Open enricopisoni opened 1 week ago
Dears @luytax @ungatoverde have you seen my previous message? it's not urgent...but I am curious to see your opinion on this ;-) thanks bests Enrico
Hi @enricopisoni! Nice to see that you find our R pacakge useful for your work.
If you want to assign data to geographic units, you just need to insert the data as list elements. E.g.
as.list(c(8,9,10))
means that you have the exposure in your three geographic units are 8, 9 and 10 ug/m3 respectively.
The geographic areas need an id to join all data refering to the same geographic unit. For this purpose you have to use the argument geo_id_raw
with a vector e.g. c(01, 02, 03)
. In this way, the R package can interpret that the exposure in 01 is 8 and so on.
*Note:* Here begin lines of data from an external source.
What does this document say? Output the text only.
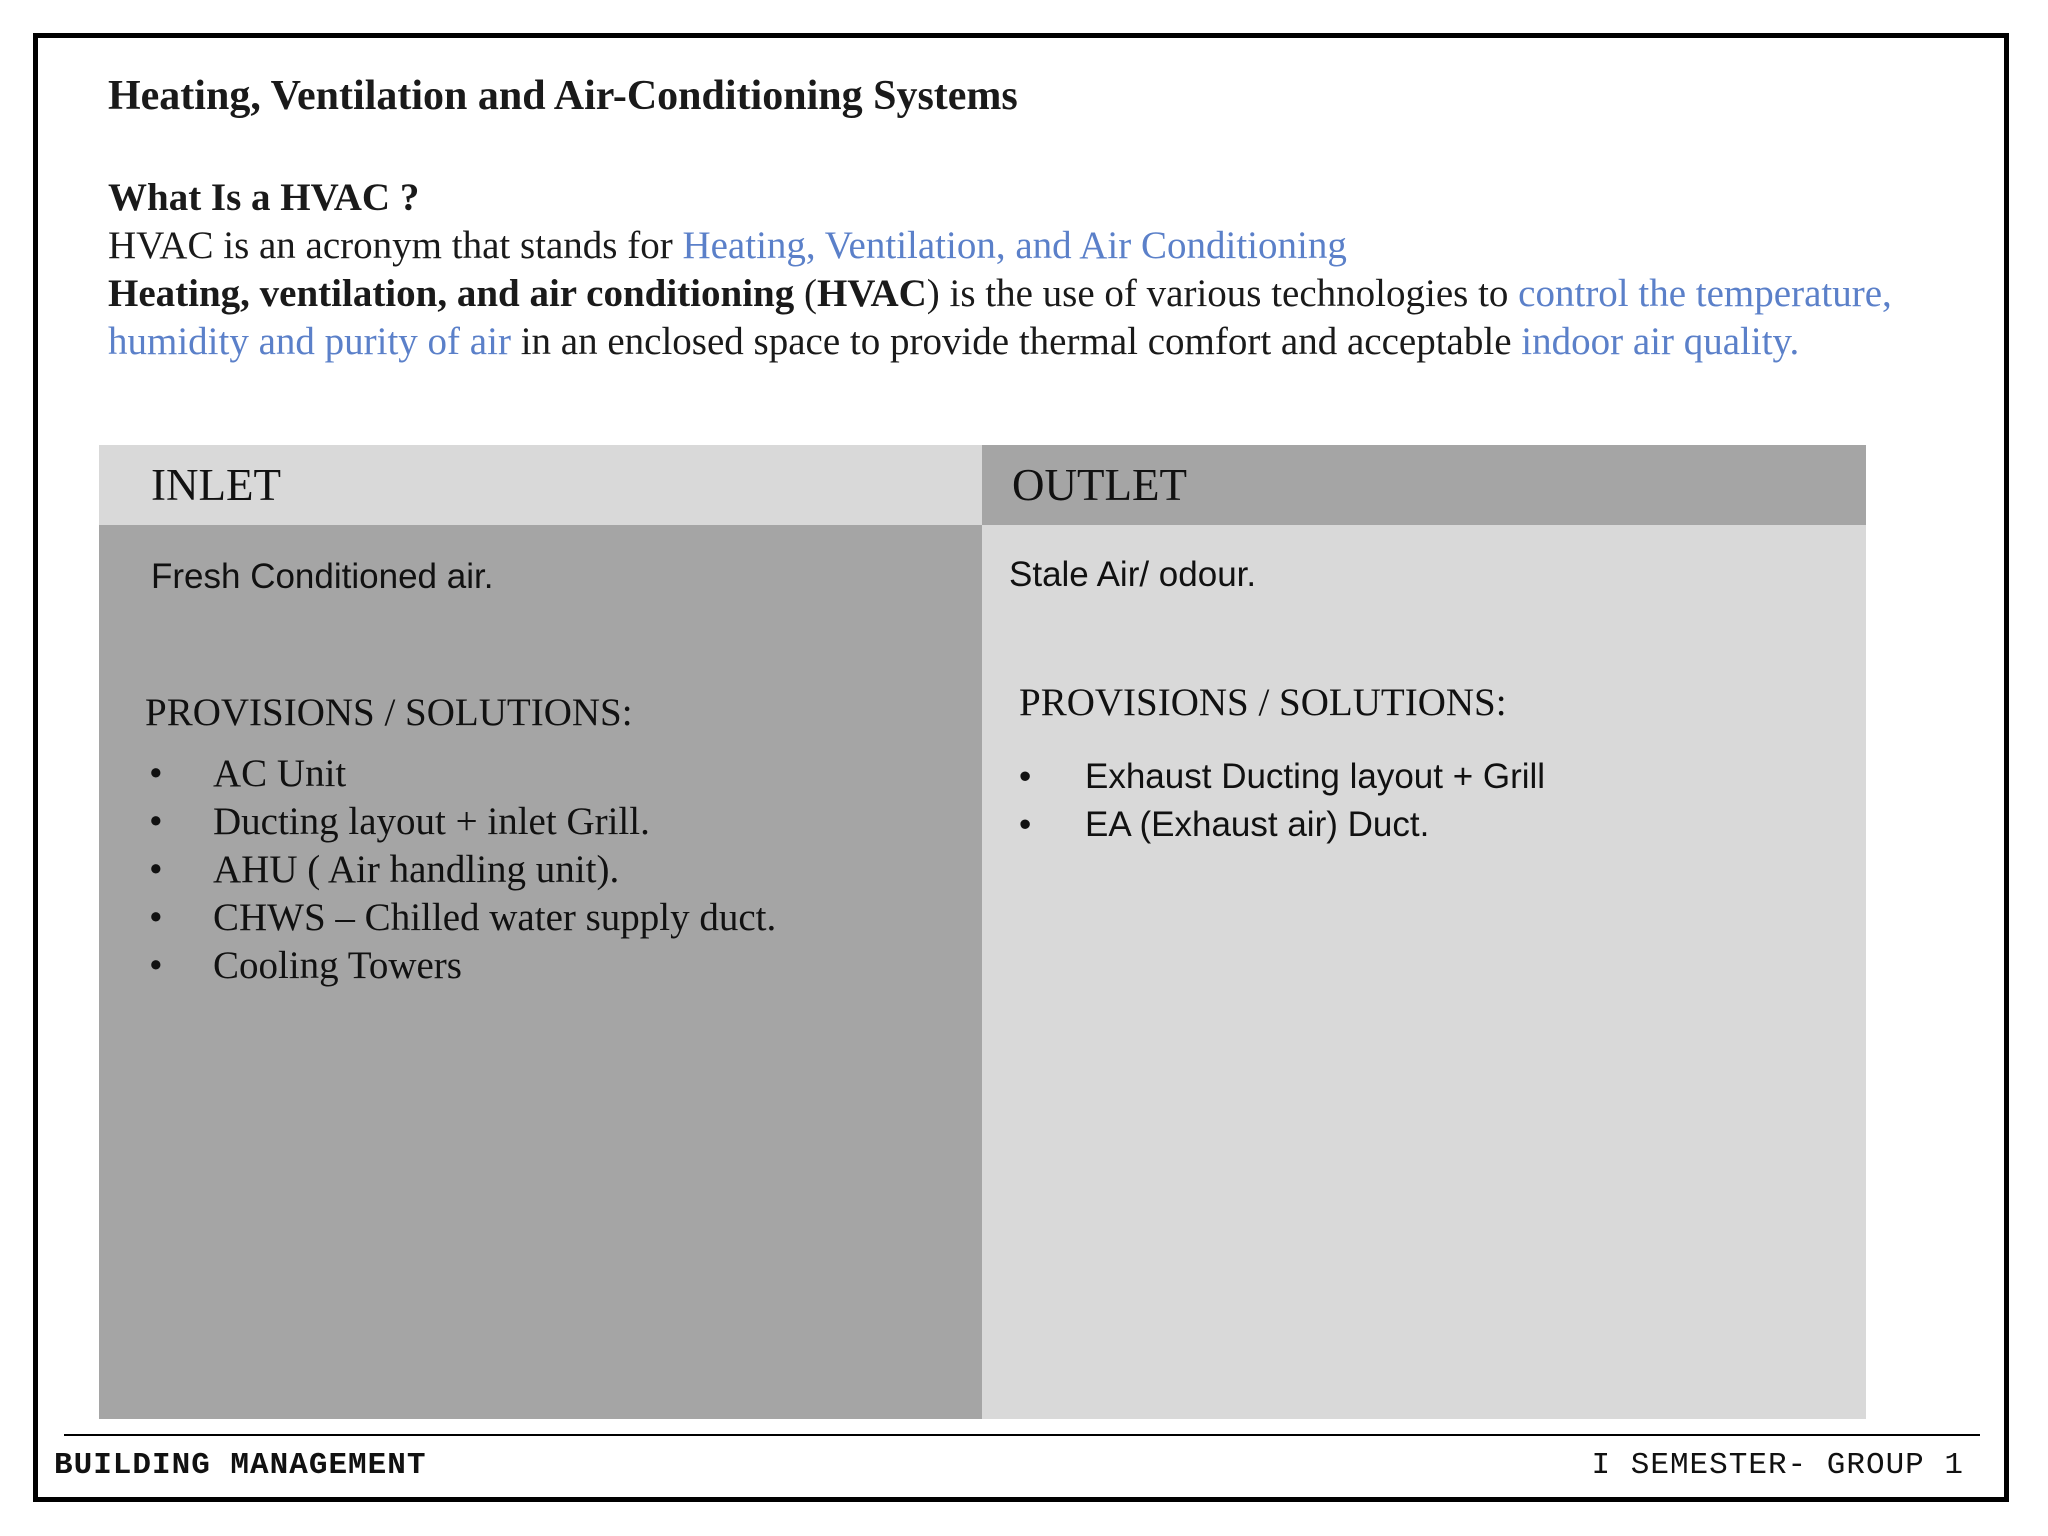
Heating, Ventilation and Air-Conditioning Systems
What Is a HVAC ?
HVAC is an acronym that stands for Heating, Ventilation, and Air Conditioning
Heating, ventilation, and air conditioning (HVAC) is the use of various technologies to control the temperature, humidity and purity of air in an enclosed space to provide thermal comfort and acceptable indoor air quality.
INLET
Fresh Conditioned air.
PROVISIONS / SOLUTIONS:
• AC Unit
• Ducting layout + inlet Grill.
• AHU ( Air handling unit).
• CHWS – Chilled water supply duct.
• Cooling Towers
OUTLET
Stale Air/ odour.
PROVISIONS / SOLUTIONS:
• Exhaust Ducting layout + Grill
• EA (Exhaust air) Duct.
BUILDING MANAGEMENT	I SEMESTER- GROUP 1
Am I answering your question?
Sorry, we need to document the whole package much better (TBD next year).
Dears
I am checking the package...very well structured and clear, thanks for this !
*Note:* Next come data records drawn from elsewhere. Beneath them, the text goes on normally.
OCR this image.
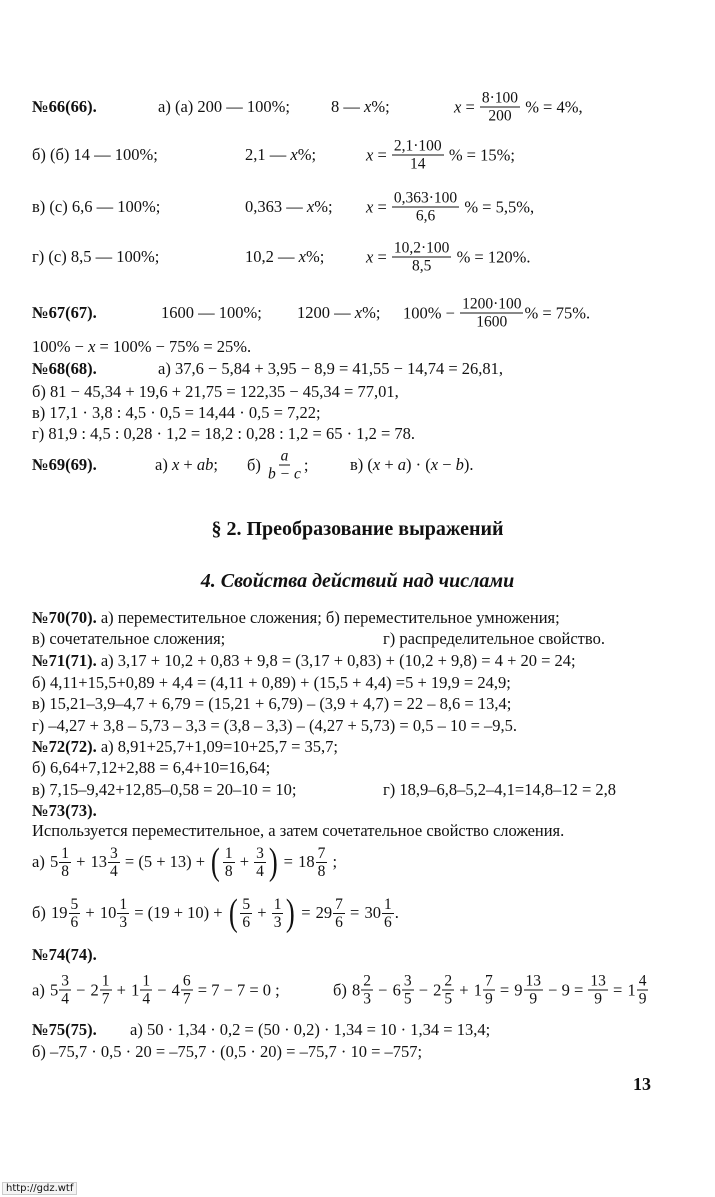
№66(66).	а) (а) 200 — 100%; 8 — x %;	$x = \frac{8\cdot 100}{200}$ % = 4%,
б) (б) 14 — 100%;	2,1 — x %;	$x = \frac{2,1\cdot 100}{14}$ % = 15%;
в) (с) 6,6 — 100%;	0,363 — x %; $x = \frac{0,363\cdot 100}{6,6}$ % = 5,5%,
г) (с) 8,5 — 100%;	10,2 — x %;	$x = \frac{10,2\cdot 100}{8,5}$ % = 120%.
№67(67).	1600 — 100%; 1200 — x %; $100\% - \frac{1200\cdot 100}{1600}$ % = 75%.
100% − x = 100% − 75% = 25%.
№68(68).	а) 37,6 − 5,84 + 3,95 − 8,9 = 41,55 − 14,74 = 26,81,
б) 81 − 45,34 + 19,6 + 21,75 = 122,35 − 45,34 = 77,01,
в) 17,1 · 3,8 : 4,5 · 0,5 = 14,44 · 0,5 = 7,22;
г) 81,9 : 4,5 : 0,28 · 1,2 = 18,2 : 0,28 : 1,2 = 65 · 1,2 = 78.
№69(69).	а) x + ab ; $б) \frac{a}{b - c}$ ;	в) ( x + a ) · ( x − b ).
№70(70). а) переместительное сложения; б) переместительное умножения;
в) сочетательное сложения;	г) распределительное свойство.
№71(71). а) 3,17 + 10,2 + 0,83 + 9,8 = (3,17 + 0,83) + (10,2 + 9,8) = 4 + 20 = 24;
б) 4,11+15,5+0,89 + 4,4 = (4,11 + 0,89) + (15,5 + 4,4) =5 + 19,9 = 24,9;
в) 15,21–3,9–4,7 + 6,79 = (15,21 + 6,79) – (3,9 + 4,7) = 22 – 8,6 = 13,4;
г) –4,27 + 3,8 – 5,73 – 3,3 = (3,8 – 3,3) – (4,27 + 5,73) = 0,5 – 10 = –9,5.
№72(72). а) 8,91+25,7+1,09=10+25,7 = 35,7;
б) 6,64+7,12+2,88 = 6,4+10=16,64;
в) 7,15–9,42+12,85–0,58 = 20–10 = 10;	г) 18,9–6,8–5,2–4,1=14,8–12 = 2,8
№73(73).
Используется переместительное, а затем сочетательное свойство сложения.
а) $5 \frac{1}{8} + 13 \frac{3}{4} = (5 + 13)$ + ( $\frac{1}{8} + \frac{3}{4}$ ) = $18 \frac{7}{8}$ ;
б) $19 \frac{5}{6} + 10 \frac{1}{3} = (19 + 10)$ + ( $\frac{5}{6} + \frac{1}{3}$ ) = $29 \frac{7}{6} = 30 \frac{1}{6}$ .
№74(74).
а) $5 \frac{3}{4} - 2 \frac{1}{7} + 1 \frac{1}{4} - 4 \frac{6}{7} = 7 - 7 = 0$ ;	б) $8 \frac{2}{3} - 6 \frac{3}{5} - 2 \frac{2}{5} + 1 \frac{7}{9} = 9 \frac{13}{9} - 9 = \frac{13}{9} = 1 \frac{4}{9}$
№75(75). а) 50 · 1,34 · 0,2 = (50 · 0,2) · 1,34 = 10 · 1,34 = 13,4;
б) –75,7 · 0,5 · 20 = –75,7 · (0,5 · 20) = –75,7 · 10 = –757;
§ 2. Преобразование выражений
4. Свойства действий над числами
13
http://gdz.wtf
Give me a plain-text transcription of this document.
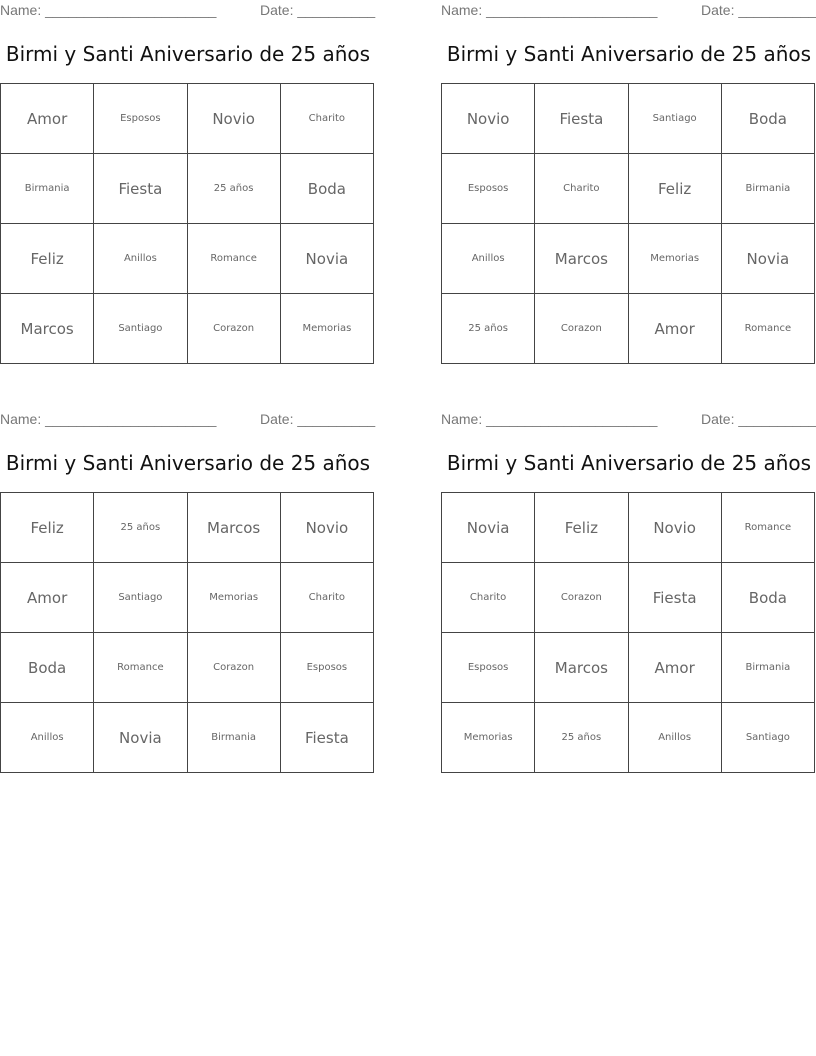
Name: ______________________	Date: __________
Birmi y Santi Aniversario de 25 años
Amor	Esposos	Novio	Charito
Birmania	Fiesta	25 años	Boda
Feliz	Anillos	Romance	Novia
Marcos	Santiago	Corazon	Memorias
Name: ______________________	Date: __________
Birmi y Santi Aniversario de 25 años
Novio	Fiesta	Santiago	Boda
Esposos	Charito	Feliz	Birmania
Anillos	Marcos	Memorias	Novia
25 años	Corazon	Amor	Romance
Name: ______________________	Date: __________
Birmi y Santi Aniversario de 25 años
Feliz	25 años	Marcos	Novio
Amor	Santiago	Memorias	Charito
Boda	Romance	Corazon	Esposos
Anillos	Novia	Birmania	Fiesta
Name: ______________________	Date: __________
Birmi y Santi Aniversario de 25 años
Novia	Feliz	Novio	Romance
Charito	Corazon	Fiesta	Boda
Esposos	Marcos	Amor	Birmania
Memorias	25 años	Anillos	Santiago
I am also thinking how to apply it to my work
my first reaction is that probably (as you also said) I would mainly need the function "attribute_health.R" to be run for all the cells of my grid
in my case... what I would have are:
it seems at the moment that, through the input to the "attribute_health.R" function( input "exp_central"), I can define a vector of exposure (in my case it would be an element for each cell) could I do the same for the "baseline mortality rate"? as now it seems as input I can only provide one value for all exposure elements (while in my case i.e. I could have a different "baseline mortality rate" by NUTS3
let me know if this is possible...otherwise I will simply loop on the "attribute_health.R" function, passing each time the 4 requested info, by cell:
let me know thanks Enrico
PS in any case, as soon as I have a code working on my sample dataset, I will share it with you, fyi...thanks!